General characteristics
- Type: Patrol vessel
- Tonnage: 82 Gross register tons
- Length: 101 ft 0 in (30.78 m)
- Beam: 15 ft 0 in (4.57 m)
- Draft: 5 ft 6 in (1.68 m) mean
- Propulsion: Steam engine
- Speed: 12 knots
- Complement: 19
- Armament: 2 × 3-pounder guns

= USS Talofa =

Patrol vessel of the United States Navy

USS Talofa (SP-1016) was a United States Navy patrol vessel in commission from 1917 to 1919.

Talofa was built in 1910 as a private steam yacht of the same name by George Lawley & Son at Neponset, Massachusetts.
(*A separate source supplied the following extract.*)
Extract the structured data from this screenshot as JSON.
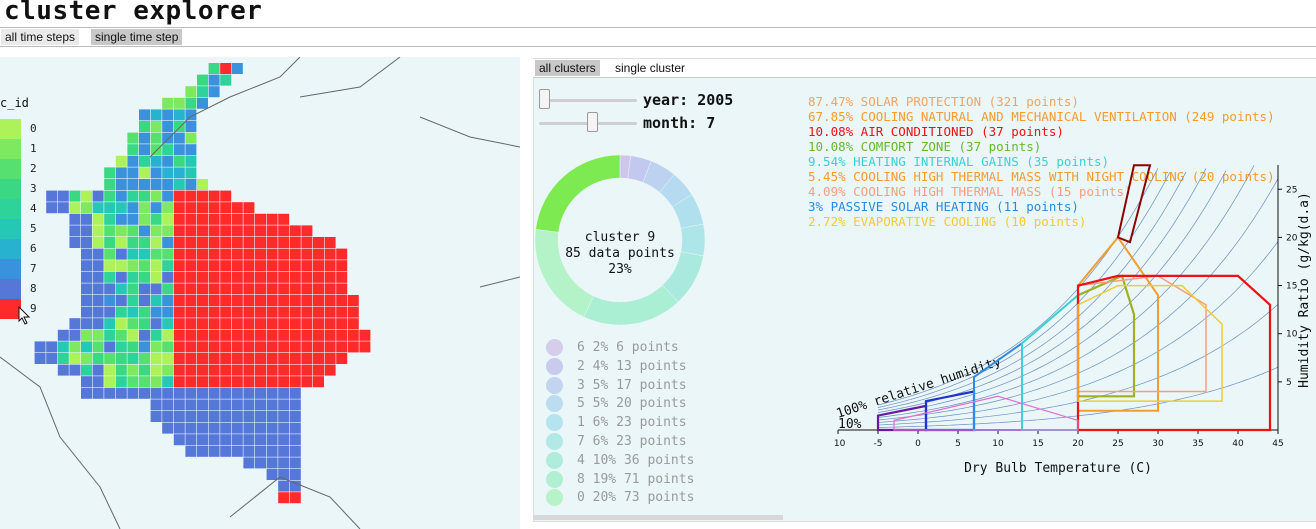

In April 1917, the U.S. Navy acquired her under a free lease from her owner, Eben H. Ellison, for use as a section patrol boat during World War I; sources disagree on the date of acquisition, claiming both 16 and 28 April 1917. She was commissioned as USS Talofa (SP-1016); sources also disagree on her commissioning date, claiming both 16 April and 8 May 1917.

Assigned to the 1st Naval District in northern New England, Talofa carried out patrol duties through the end of World War I and into 1919.

The Navy returned Talofa to Ellison by no later than 24 April 1919, and her name subsequently was stricken from the Navy List.